The idea is to be able to whip patients needing an angiogram in and out of hospital quickly on the same day, without the need for them to stay overnight. Not only will that mean patients having to spend less time in hospital, it will also help drive down waiting times, health bosses say.

And from the patient's point of view, stresses Alan Magson, it is often less worrying if they know they will be able to go home straight afterwards.

Michael Thomson certainly agrees with that. The 62-year-old from Wistow came into the unit for an angiogram after suffering from undiagnosed chest pains. He arrived at 8am, was given a local anaesthetic, and taken straight into the X-ray lab. Lying on a narrow bed while the great bulk of the X-ray imaging machine looped up above him, he was, he says, conscious throughout the half-hour procedure. There was no pain at all.

"They were playing nice music, and it seemed so relaxing," he says. "I never felt a thing."

Even better, he was given the results of the procedure by the doctor while he was still actually lying on the bed inside the X-ray theatre. It was good news: there was no sign of any blocked coronary arteries, as he had feared.

"It was unbelievable," he says. "It had been worrying me and my family for some time. It was absolutely fabulous. The staff here are just brilliant, and the NHS is definitely on the up."

Janet Finney wasn't quite so lucky. The 57-year-old from Holgate had also been suffering chest pains and her angiogram confirmed she is suffering from blocked coronary arteries. "They said one of my arteries was quite bad, and two others were moderately bad," she says.

"It could be hereditary, because my mother had heart problems."

She will need a further procedure, known as an angioplasty, to clear the blockages. This involves inserting a kind of tiny balloon through a catheter into the blocked artery and then inflating it to open up the blockage.

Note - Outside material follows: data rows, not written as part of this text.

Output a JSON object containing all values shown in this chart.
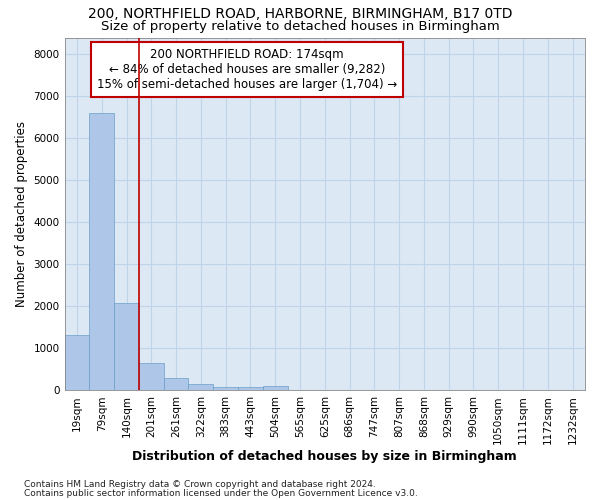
{
  "title1": "200, NORTHFIELD ROAD, HARBORNE, BIRMINGHAM, B17 0TD",
  "title2": "Size of property relative to detached houses in Birmingham",
  "xlabel": "Distribution of detached houses by size in Birmingham",
  "ylabel": "Number of detached properties",
  "footnote1": "Contains HM Land Registry data © Crown copyright and database right 2024.",
  "footnote2": "Contains public sector information licensed under the Open Government Licence v3.0.",
  "annotation_line1": "200 NORTHFIELD ROAD: 174sqm",
  "annotation_line2": "← 84% of detached houses are smaller (9,282)",
  "annotation_line3": "15% of semi-detached houses are larger (1,704) →",
  "bar_labels": [
    "19sqm",
    "79sqm",
    "140sqm",
    "201sqm",
    "261sqm",
    "322sqm",
    "383sqm",
    "443sqm",
    "504sqm",
    "565sqm",
    "625sqm",
    "686sqm",
    "747sqm",
    "807sqm",
    "868sqm",
    "929sqm",
    "990sqm",
    "1050sqm",
    "1111sqm",
    "1172sqm",
    "1232sqm"
  ],
  "bar_values": [
    1310,
    6600,
    2080,
    660,
    300,
    155,
    90,
    70,
    115,
    5,
    5,
    0,
    0,
    0,
    0,
    0,
    0,
    0,
    0,
    0,
    0
  ],
  "bar_color": "#aec6e8",
  "bar_edge_color": "#6a9fc8",
  "vline_x": 2.5,
  "vline_color": "#c00000",
  "ylim": [
    0,
    8400
  ],
  "yticks": [
    0,
    1000,
    2000,
    3000,
    4000,
    5000,
    6000,
    7000,
    8000
  ],
  "grid_color": "#c0d4e8",
  "bg_color": "#dce8f4",
  "title1_fontsize": 10,
  "title2_fontsize": 9.5,
  "xlabel_fontsize": 9,
  "ylabel_fontsize": 8.5,
  "tick_fontsize": 7.5,
  "annotation_fontsize": 8.5,
  "footnote_fontsize": 6.5
}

At the moment, that still can't be done in York, so Janet will have to go to another hospital, probably in Leeds or Hull. But she is no less enthusiastic than Michael Thomson about the care she received during the four hours she was at the York unit.

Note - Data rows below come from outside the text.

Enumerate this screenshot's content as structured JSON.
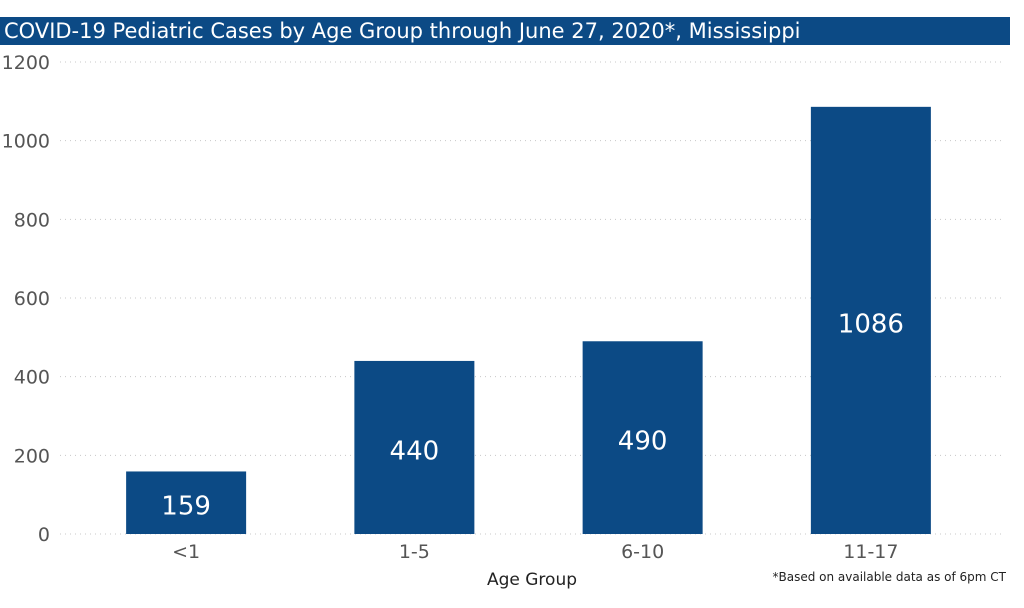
{
  "chart_data": {
    "type": "bar",
    "title": "COVID-19 Pediatric Cases by Age Group through June 27, 2020*, Mississippi",
    "xlabel": "Age Group",
    "ylabel": "",
    "categories": [
      "<1",
      "1-5",
      "6-10",
      "11-17"
    ],
    "values": [
      159,
      440,
      490,
      1086
    ],
    "data_labels": [
      "159",
      "440",
      "490",
      "1086"
    ],
    "yticks": [
      "0",
      "200",
      "400",
      "600",
      "800",
      "1000",
      "1200"
    ],
    "ylim": [
      0,
      1200
    ],
    "grid": true,
    "bar_color": "#0c4a85",
    "label_color": "#ffffff"
  },
  "footnote": "*Based on available data as of 6pm CT"
}
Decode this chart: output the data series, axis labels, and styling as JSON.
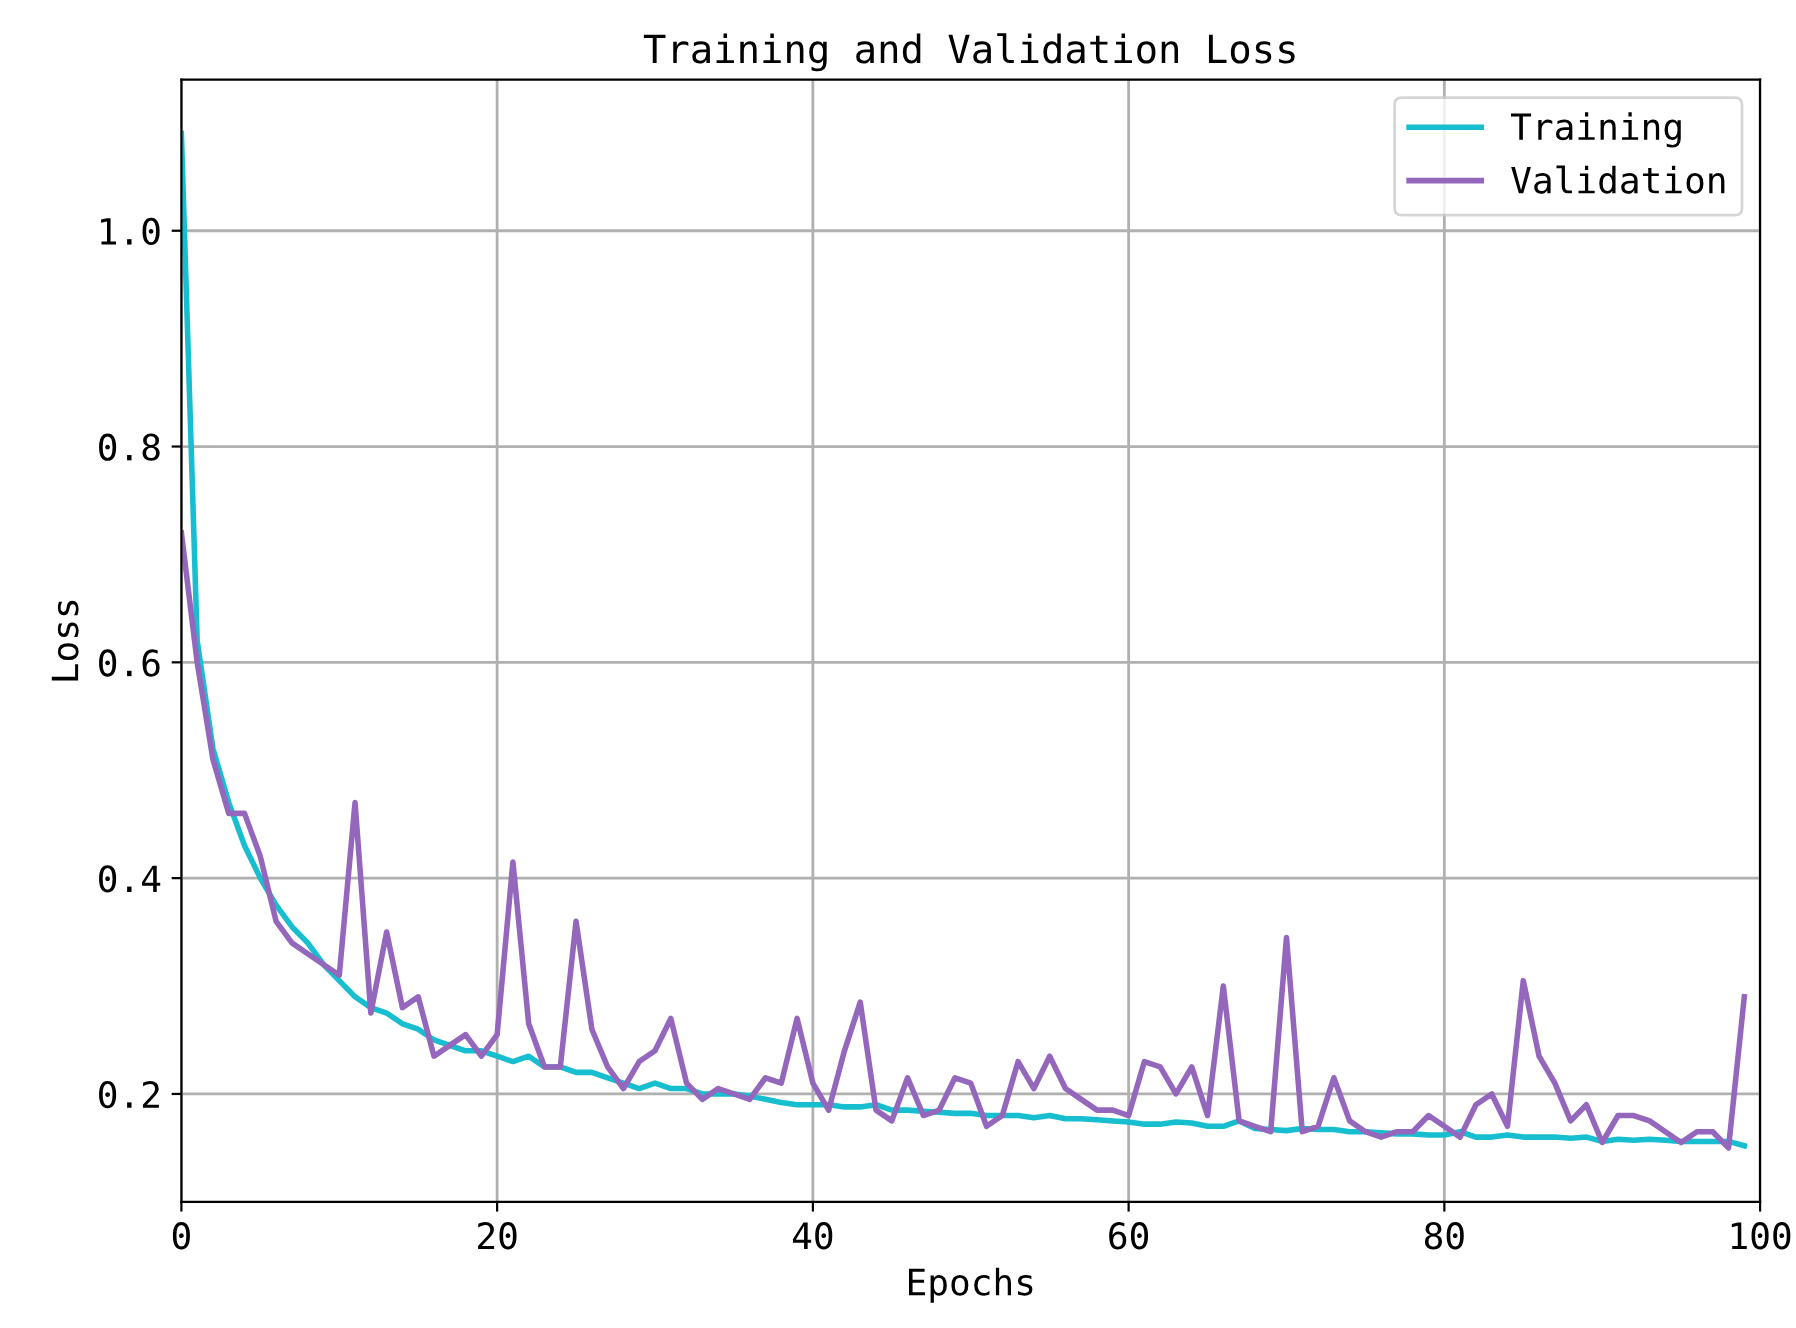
{
  "chart_data": {
    "type": "line",
    "title": "Training and Validation Loss",
    "xlabel": "Epochs",
    "ylabel": "Loss",
    "xlim": [
      0,
      100
    ],
    "xticks": [
      0,
      20,
      40,
      60,
      80,
      100
    ],
    "ylim": [
      0.1,
      1.14
    ],
    "yticks": [
      0.2,
      0.4,
      0.6,
      0.8,
      {
        "value": 1,
        "label": "1.0"
      }
    ],
    "x": [
      0,
      1,
      2,
      3,
      4,
      5,
      6,
      7,
      8,
      9,
      10,
      11,
      12,
      13,
      14,
      15,
      16,
      17,
      18,
      19,
      20,
      21,
      22,
      23,
      24,
      25,
      26,
      27,
      28,
      29,
      30,
      31,
      32,
      33,
      34,
      35,
      36,
      37,
      38,
      39,
      40,
      41,
      42,
      43,
      44,
      45,
      46,
      47,
      48,
      49,
      50,
      51,
      52,
      53,
      54,
      55,
      56,
      57,
      58,
      59,
      60,
      61,
      62,
      63,
      64,
      65,
      66,
      67,
      68,
      69,
      70,
      71,
      72,
      73,
      74,
      75,
      76,
      77,
      78,
      79,
      80,
      81,
      82,
      83,
      84,
      85,
      86,
      87,
      88,
      89,
      90,
      91,
      92,
      93,
      94,
      95,
      96,
      97,
      98,
      99
    ],
    "grid": true,
    "legend": "top right",
    "series": [
      {
        "name": "Training",
        "color": "#17becf",
        "values": [
          1.09,
          0.62,
          0.52,
          0.47,
          0.43,
          0.4,
          0.375,
          0.355,
          0.34,
          0.32,
          0.305,
          0.29,
          0.28,
          0.275,
          0.265,
          0.26,
          0.25,
          0.245,
          0.24,
          0.24,
          0.235,
          0.23,
          0.235,
          0.225,
          0.225,
          0.22,
          0.22,
          0.215,
          0.21,
          0.205,
          0.21,
          0.205,
          0.205,
          0.2,
          0.2,
          0.2,
          0.198,
          0.195,
          0.192,
          0.19,
          0.19,
          0.19,
          0.188,
          0.188,
          0.19,
          0.185,
          0.185,
          0.184,
          0.183,
          0.182,
          0.182,
          0.18,
          0.18,
          0.18,
          0.178,
          0.18,
          0.177,
          0.177,
          0.176,
          0.175,
          0.174,
          0.172,
          0.172,
          0.174,
          0.173,
          0.17,
          0.17,
          0.175,
          0.168,
          0.167,
          0.166,
          0.168,
          0.167,
          0.167,
          0.165,
          0.165,
          0.164,
          0.163,
          0.163,
          0.162,
          0.162,
          0.165,
          0.16,
          0.16,
          0.162,
          0.16,
          0.16,
          0.16,
          0.159,
          0.16,
          0.156,
          0.158,
          0.157,
          0.158,
          0.157,
          0.156,
          0.156,
          0.156,
          0.156,
          0.152
        ]
      },
      {
        "name": "Validation",
        "color": "#9467bd",
        "values": [
          0.72,
          0.6,
          0.51,
          0.46,
          0.46,
          0.42,
          0.36,
          0.34,
          0.33,
          0.32,
          0.31,
          0.47,
          0.275,
          0.35,
          0.28,
          0.29,
          0.235,
          0.245,
          0.255,
          0.235,
          0.255,
          0.415,
          0.265,
          0.225,
          0.225,
          0.36,
          0.26,
          0.225,
          0.205,
          0.23,
          0.24,
          0.27,
          0.21,
          0.195,
          0.205,
          0.2,
          0.195,
          0.215,
          0.21,
          0.27,
          0.21,
          0.185,
          0.24,
          0.285,
          0.185,
          0.175,
          0.215,
          0.18,
          0.185,
          0.215,
          0.21,
          0.17,
          0.18,
          0.23,
          0.205,
          0.235,
          0.205,
          0.195,
          0.185,
          0.185,
          0.18,
          0.23,
          0.225,
          0.2,
          0.225,
          0.18,
          0.3,
          0.175,
          0.17,
          0.165,
          0.345,
          0.165,
          0.17,
          0.215,
          0.175,
          0.165,
          0.16,
          0.165,
          0.165,
          0.18,
          0.17,
          0.16,
          0.19,
          0.2,
          0.17,
          0.305,
          0.235,
          0.21,
          0.175,
          0.19,
          0.155,
          0.18,
          0.18,
          0.175,
          0.165,
          0.155,
          0.165,
          0.165,
          0.15,
          0.29
        ]
      }
    ]
  }
}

"They were absolutely brilliant," she says. "Super-efficient, and so relaxed."

Coronary angiograms are only part of what goes on in this new unit, however.

Alan Magson shows me another X-ray image, this time of a woman patient's legs. As the dye spreads down through her legs, it is obvious there are serious problems. Two of the main arteries supplying blood to her legs are completely blocked. The smaller blood vessels can take up some of the strain, Alan says, but unless this patent is treated, the pain in her legs caused by the lack of a proper blood supply will grow steadily worse, and in the end she may need to have a leg amputated.

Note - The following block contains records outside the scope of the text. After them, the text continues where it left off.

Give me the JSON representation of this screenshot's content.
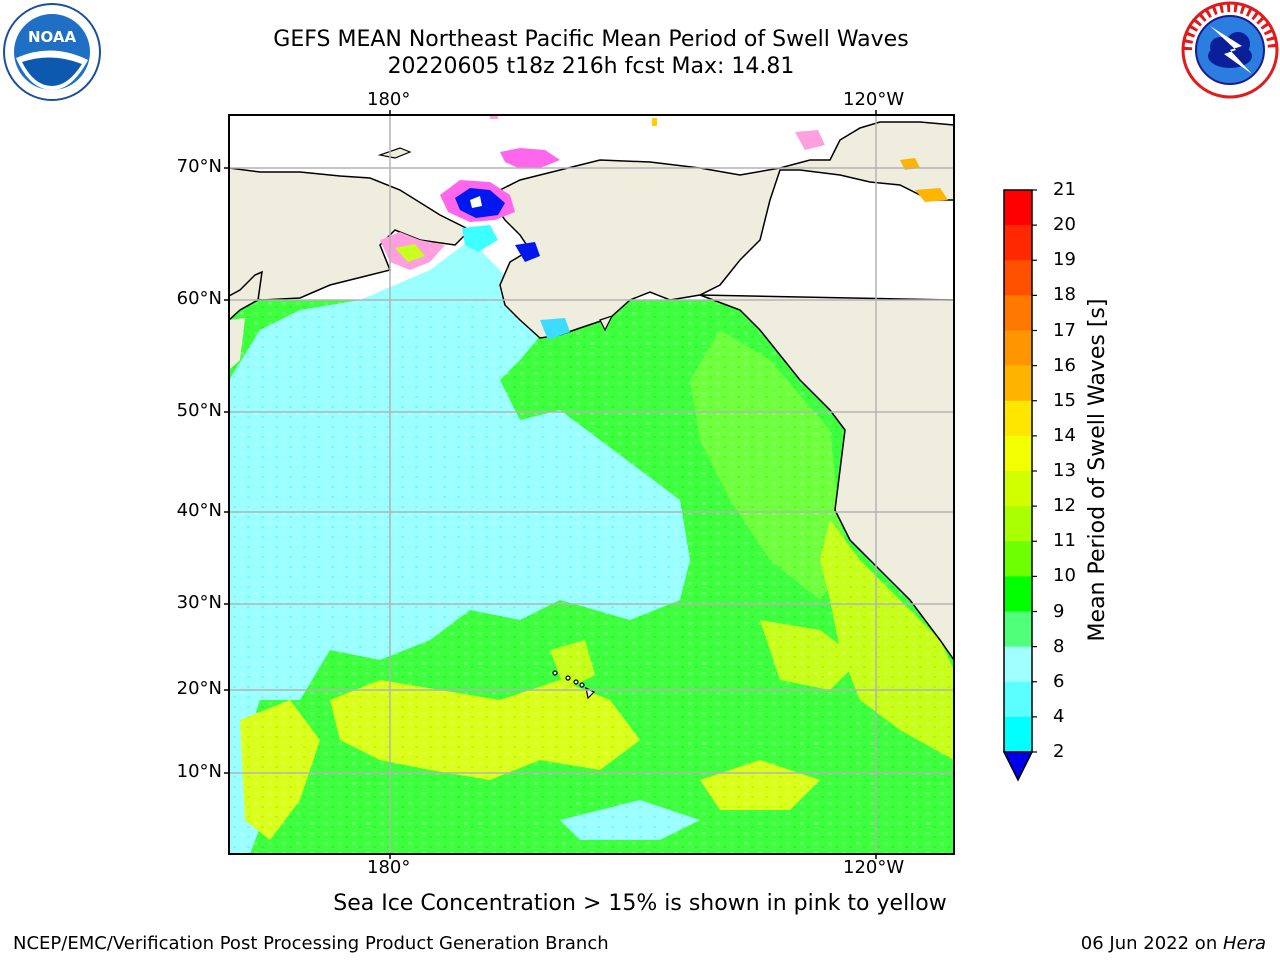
{
  "header": {
    "title_line1": "GEFS MEAN Northeast Pacific Mean Period of Swell Waves",
    "title_line2": "20220605 t18z 216h fcst   Max: 14.81"
  },
  "logos": {
    "left": {
      "icon": "noaa-logo-icon",
      "text": "NOAA"
    },
    "right": {
      "icon": "national-weather-service-logo-icon",
      "text": "NATIONAL WEATHER SERVICE"
    }
  },
  "map": {
    "lon_labels_top": [
      "180°",
      "120°W"
    ],
    "lon_labels_bottom": [
      "180°",
      "120°W"
    ],
    "lat_labels": [
      "70°N",
      "60°N",
      "50°N",
      "40°N",
      "30°N",
      "20°N",
      "10°N"
    ],
    "colors": {
      "land": "#efedde",
      "ocean_cyan": "#99ffff",
      "ocean_green": "#3dff3d",
      "ocean_yellow": "#d9ff1a",
      "sea_ice_pink": "#ff66ee",
      "sea_ice_blue": "#0018ee",
      "grid": "#b3b3b3"
    }
  },
  "colorbar": {
    "label": "Mean Period of Swell Waves [s]",
    "ticks": [
      "21",
      "20",
      "19",
      "18",
      "17",
      "16",
      "15",
      "14",
      "13",
      "12",
      "11",
      "10",
      "9",
      "8",
      "6",
      "4",
      "2"
    ],
    "colors": [
      "#ff0000",
      "#ff2800",
      "#ff5000",
      "#ff7800",
      "#ff9600",
      "#ffb400",
      "#ffe600",
      "#f2ff00",
      "#d2ff00",
      "#aaff00",
      "#6eff00",
      "#00ff00",
      "#50ff7a",
      "#a0ffff",
      "#5affff",
      "#00ffff",
      "#00e0ff",
      "#0078ff"
    ],
    "extend_color": "#0000ee"
  },
  "caption": "Sea Ice Concentration > 15% is shown in pink to yellow",
  "footer": {
    "left": "NCEP/EMC/Verification Post Processing Product Generation Branch",
    "right_prefix": "06 Jun 2022 on ",
    "right_host": "Hera"
  }
}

By opening up the blocked arteries, a simple angioplasty ought to be able to prevent that ever happening. While York isn't yet equipped to carry out angioplasties on heart patients, this unit can perform them for patients with blockages in other blood vessels such as those in the legs.

Hopefully, the woman whose leg X-rays we've just been studying will be able to be treated successfully right here very soon, Alan says.

Hospital bosses have no doubt about how important the new unit is. They insist it is not just about cutting angiogram waiting times, which now stand at about six months for heart patients and a couple of weeks for non-heart patients. The quality of care for patients will be better, too.

Before, patients needing an angiogram had to spend a night on a medical ward before going to radiology for the procedure. Now everything is done in the one place by a team of specialist nurses, radiographers and doctors. That means less moving around the hospital for patients.

And because it is a specialist unit, it also means the staff have time to get to know patients properly, and explain the procedures to them.

That makes a big difference, says the new unit's manager Abby Waters. "They are much happier, because they know what's going on."

Ultimately, the hope is that the new unit will pave the way for angioplasty procedures to be carried out on heart patients in York. It may be some way off.

"That is something we will be looking at," pledged consultant cardiologist Dr Maurice Pye, speaking yesterday at the opening of the unit.

Good news for patients such as Janet Finney in the future.